A financial climate glossary

'Credit crunch' seems the most popular name for the current global market crisis, which has released a massive and potentially confusing tide of financial 'jargon' into our newspapers and onto our TV and computer screens. Here, courtesy of the BBC, we've put together a quick reference guide to help you understand some of the more common terms you're likely to hear.

Assets

Things that have earning power or some other value to their owner

Fixed assets

(also known as long-term assets) are things that have a useful life of more than one year, for example buildings and machinery; there are also intangible fixed assets, like the good reputation of a company or brand.

Current assets

The things that can easily be turned into cash and are expected to be sold or used up in the near future.

Bear market

In a bear market, prices are falling and investors, anticipating losses, tend to sell. This can create a self-sustaining downward spiral.

Bull market

A bull market is one in which prices are generally rising and investor confidence is high.

Correction

A short-term drop in stock market prices.

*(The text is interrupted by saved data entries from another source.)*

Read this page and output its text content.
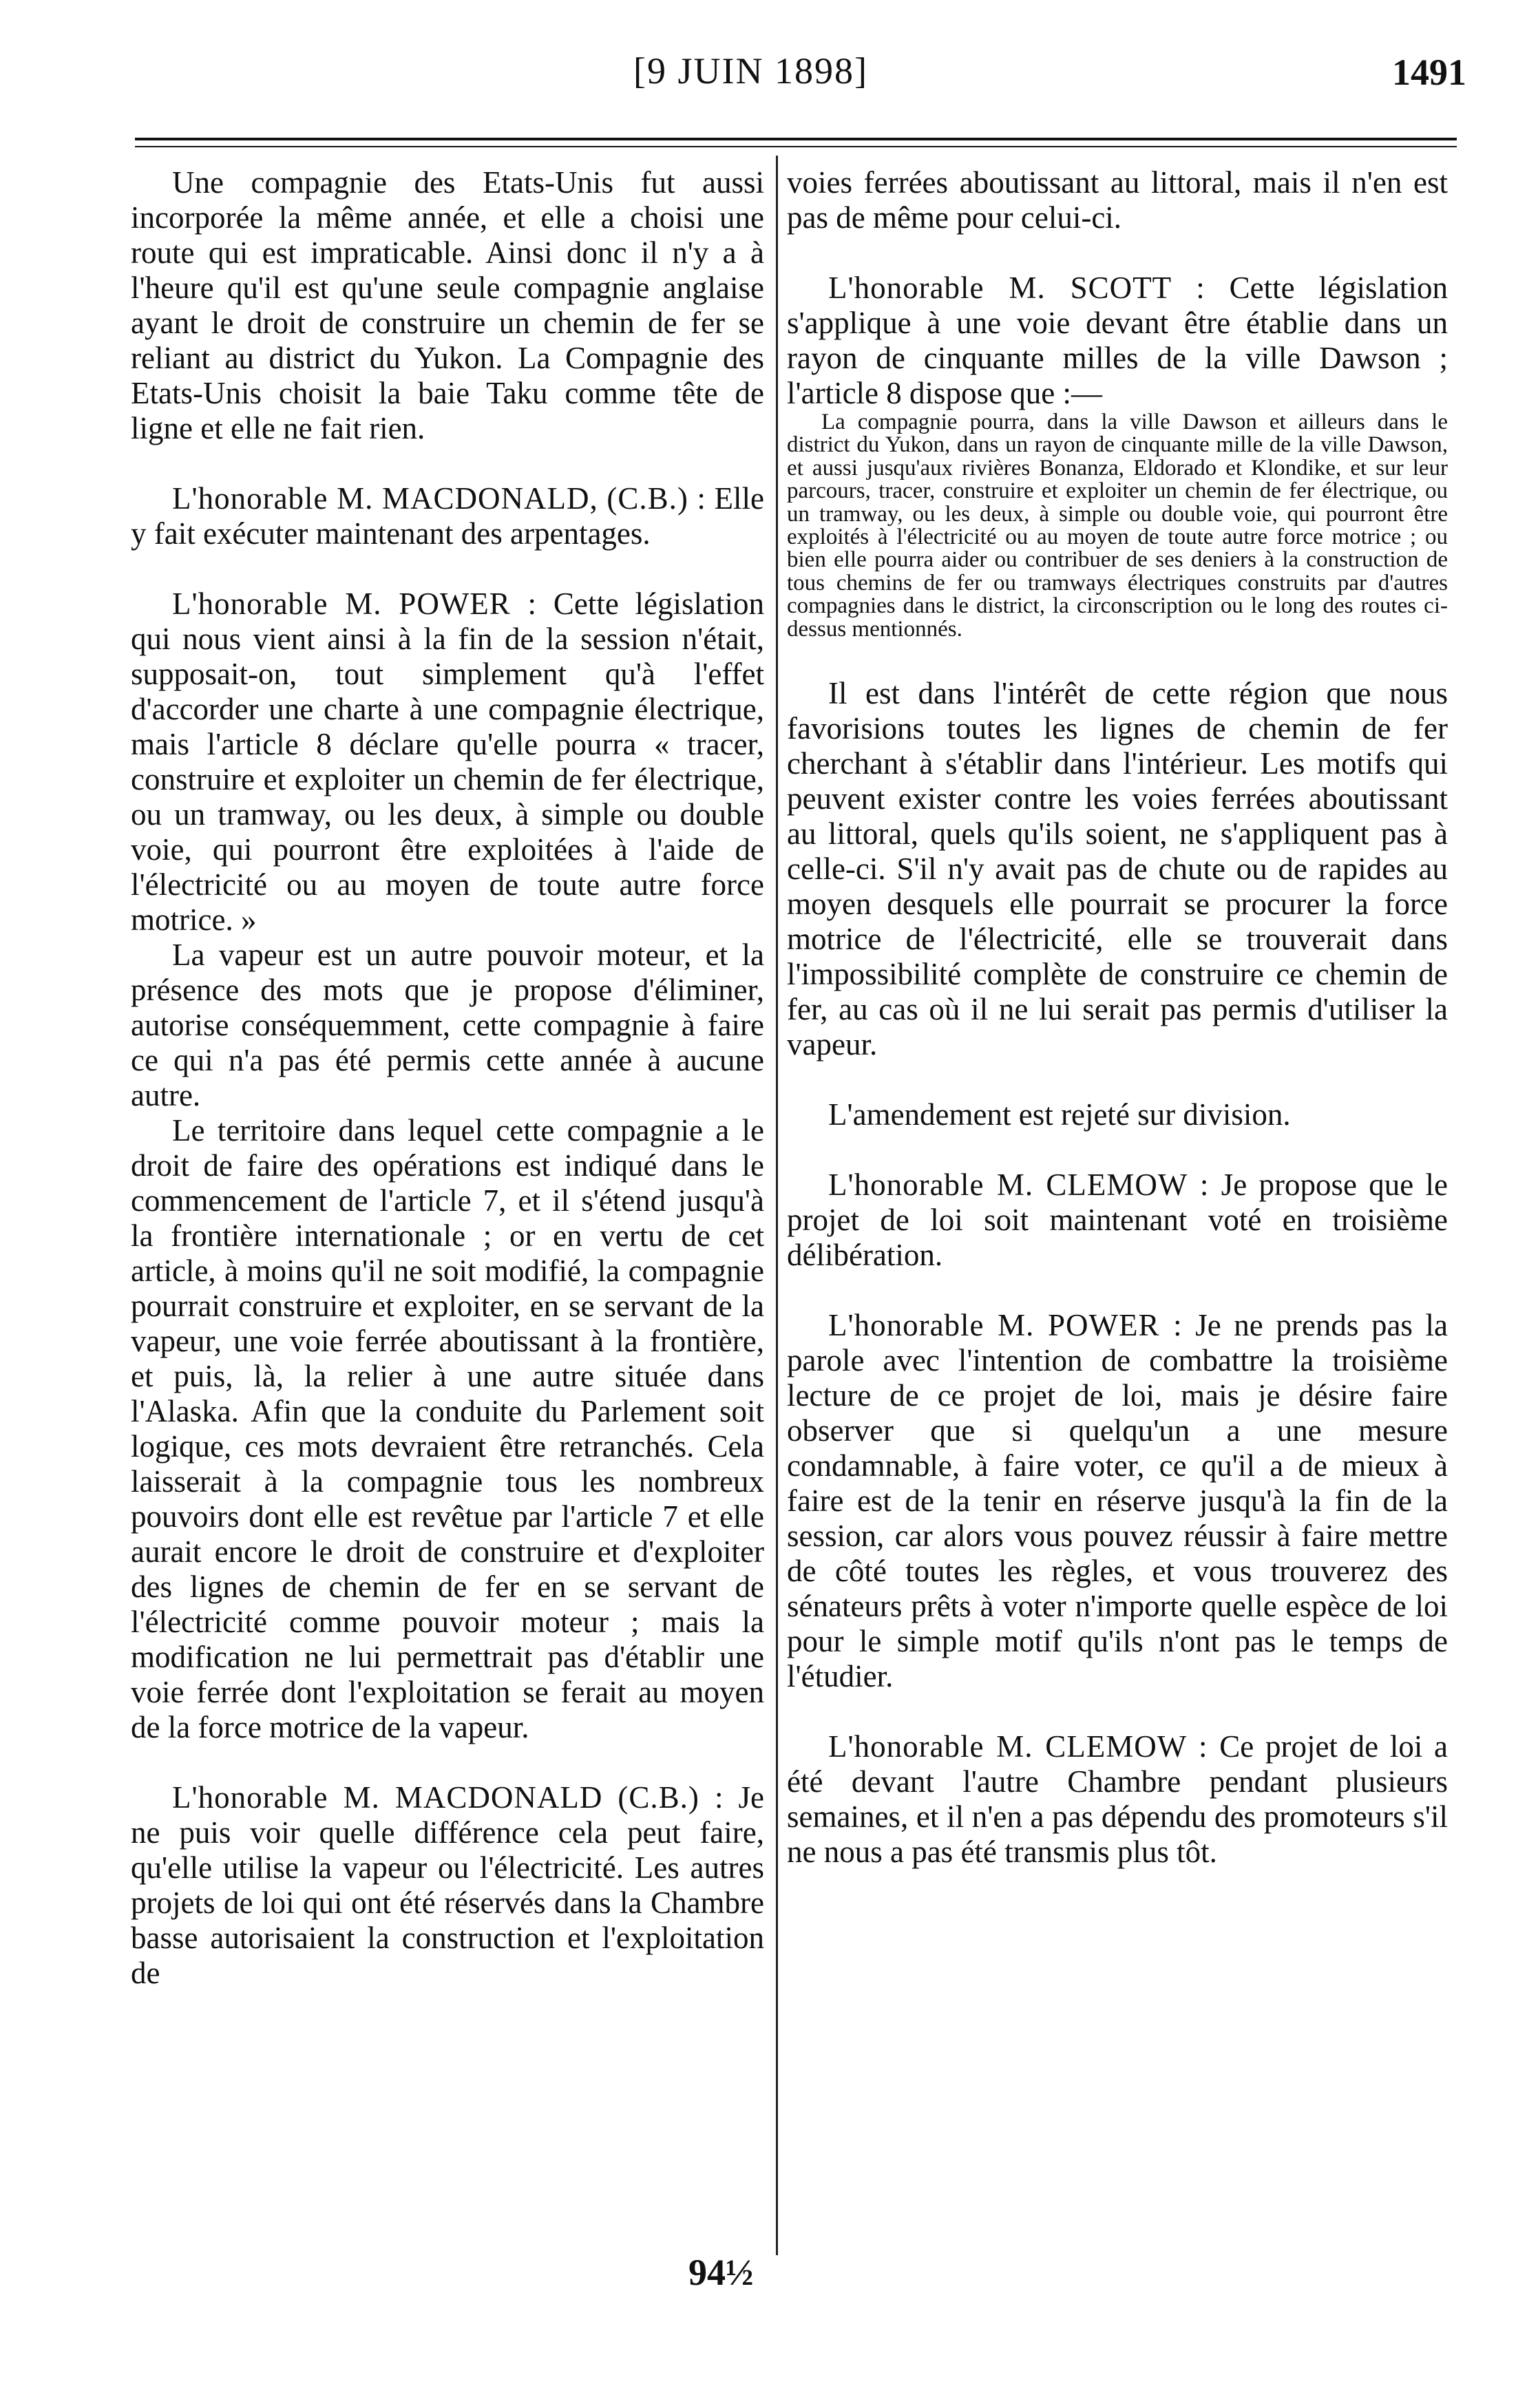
[9 JUIN 1898]	1491

Une compagnie des Etats-Unis fut aussi incorporée la même année, et elle a choisi une route qui est impraticable. Ainsi donc il n'y a à l'heure qu'il est qu'une seule compagnie anglaise ayant le droit de construire un chemin de fer se reliant au district du Yukon. La Compagnie des Etats-Unis choisit la baie Taku comme tête de ligne et elle ne fait rien.

L'honorable M. MACDONALD, (C.B.) : Elle y fait exécuter maintenant des arpentages.

L'honorable M. POWER : Cette législation qui nous vient ainsi à la fin de la session n'était, supposait-on, tout simplement qu'à l'effet d'accorder une charte à une compagnie électrique, mais l'article 8 déclare qu'elle pourra « tracer, construire et exploiter un chemin de fer électrique, ou un tramway, ou les deux, à simple ou double voie, qui pourront être exploitées à l'aide de l'électricité ou au moyen de toute autre force motrice. »

La vapeur est un autre pouvoir moteur, et la présence des mots que je propose d'éliminer, autorise conséquemment, cette compagnie à faire ce qui n'a pas été permis cette année à aucune autre.

Le territoire dans lequel cette compagnie a le droit de faire des opérations est indiqué dans le commencement de l'article 7, et il s'étend jusqu'à la frontière internationale ; or en vertu de cet article, à moins qu'il ne soit modifié, la compagnie pourrait construire et exploiter, en se servant de la vapeur, une voie ferrée aboutissant à la frontière, et puis, là, la relier à une autre située dans l'Alaska. Afin que la conduite du Parlement soit logique, ces mots devraient être retranchés. Cela laisserait à la compagnie tous les nombreux pouvoirs dont elle est revêtue par l'article 7 et elle aurait encore le droit de construire et d'exploiter des lignes de chemin de fer en se servant de l'électricité comme pouvoir moteur ; mais la modification ne lui permettrait pas d'établir une voie ferrée dont l'exploitation se ferait au moyen de la force motrice de la vapeur.

L'honorable M. MACDONALD (C.B.) : Je ne puis voir quelle différence cela peut faire, qu'elle utilise la vapeur ou l'électricité. Les autres projets de loi qui ont été réservés dans la Chambre basse autorisaient la construction et l'exploitation de

voies ferrées aboutissant au littoral, mais il n'en est pas de même pour celui-ci.

L'honorable M. SCOTT : Cette législation s'applique à une voie devant être établie dans un rayon de cinquante milles de la ville Dawson ; l'article 8 dispose que :—

La compagnie pourra, dans la ville Dawson et ailleurs dans le district du Yukon, dans un rayon de cinquante mille de la ville Dawson, et aussi jusqu'aux rivières Bonanza, Eldorado et Klondike, et sur leur parcours, tracer, construire et exploiter un chemin de fer électrique, ou un tramway, ou les deux, à simple ou double voie, qui pourront être exploités à l'électricité ou au moyen de toute autre force motrice ; ou bien elle pourra aider ou contribuer de ses deniers à la construction de tous chemins de fer ou tramways électriques construits par d'autres compagnies dans le district, la circonscription ou le long des routes ci-dessus mentionnés.

Il est dans l'intérêt de cette région que nous favorisions toutes les lignes de chemin de fer cherchant à s'établir dans l'intérieur. Les motifs qui peuvent exister contre les voies ferrées aboutissant au littoral, quels qu'ils soient, ne s'appliquent pas à celle-ci. S'il n'y avait pas de chute ou de rapides au moyen desquels elle pourrait se procurer la force motrice de l'électricité, elle se trouverait dans l'impossibilité complète de construire ce chemin de fer, au cas où il ne lui serait pas permis d'utiliser la vapeur.

L'amendement est rejeté sur division.

L'honorable M. CLEMOW : Je propose que le projet de loi soit maintenant voté en troisième délibération.

L'honorable M. POWER : Je ne prends pas la parole avec l'intention de combattre la troisième lecture de ce projet de loi, mais je désire faire observer que si quelqu'un a une mesure condamnable, à faire voter, ce qu'il a de mieux à faire est de la tenir en réserve jusqu'à la fin de la session, car alors vous pouvez réussir à faire mettre de côté toutes les règles, et vous trouverez des sénateurs prêts à voter n'importe quelle espèce de loi pour le simple motif qu'ils n'ont pas le temps de l'étudier.

L'honorable M. CLEMOW : Ce projet de loi a été devant l'autre Chambre pendant plusieurs semaines, et il n'en a pas dépendu des promoteurs s'il ne nous a pas été transmis plus tôt.

94½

The term comes from the notion that, when this happens, overpriced stocks are returning back to their "correct" values.

Credit crunch

The situation created when banks hugely reduced their lending to each other because they were uncertain about how much money they had. This in turn resulted in more expensive loans and mortgages for ordinary people.

Deflation

The downward price movement of goods and services.

Equity

In a business, equity is how much all of the shares put together are worth. In a house, your equity is the amount your house is worth minus the amount of mortgage debt that is outstanding on it.

Inflation

The upward price movement of goods and services.

Investment bank

Investment banks provide financial services for governments, companies or extremely rich individuals. They differ from commercial banks where you have your savings or your mortgage.

Leveraging

Leveraging, or gearing, means using debt to supplement investment. The more you borrow on top of the funds (or equity) you already have, the more highly leveraged you are. Leveraging can maximise both gains and losses.

Deleveraging

Means reducing the amount you are borrowing.

LIBOR

This stands for London Inter Bank Offered Rate. The rate at which banks lend money to each other. One reason why banks don't always react immediately to changes in the Bank of England rate at the moment, is that the real cost of any money they borrow is determined by the Libor rate.

Liquidity

The liquidity of something is how easy it is to convert it into cash. Your current account, for example, is more liquid than your house. If you needed to sell your house quickly to pay bills you would have drop the price substantially to get a sale.

Loans to deposit ratio

For financial institutions, the sum of their loans divided by the sum of their deposits. Currently important because using other sources to fund lending is getting more expensive.

Negative equity

Refers to a situation in which the value of your house is below the amount of the mortgage that still has to be paid off.

Recession

A period of negative economic growth. In most parts of the world a recession is technically defined as two consecutive quarters of negative economic growth - when real output falls. In the United States, a larger number of factors are taken into account, like job creation and manufacturing activity. However, this means that a US recession can usually only be defined when it is already over.

Stagflation

The dreaded combination of inflation and stagnation - an economy that is not growing while prices continue to rise.

Sub-prime mortgages

These carry a higher risk to the lender (and therefore tend to be at higher interest rates) because they are offered to people who have had financial problems or who have low or unpredictable incomes.

Tier 1 capital

A calculation of the strength of a bank in terms of its capital, defined by the Basel Accords, typically comprising ordinary shares, disclosed reserves, retained earnings and some preference shares.

Toxic debts

Debts that are very unlikely to be recovered from borrowers. Most lenders expect that some customers cannot repay; toxic debt describes a whole package of loans where it is now unlikely that it will be repaid.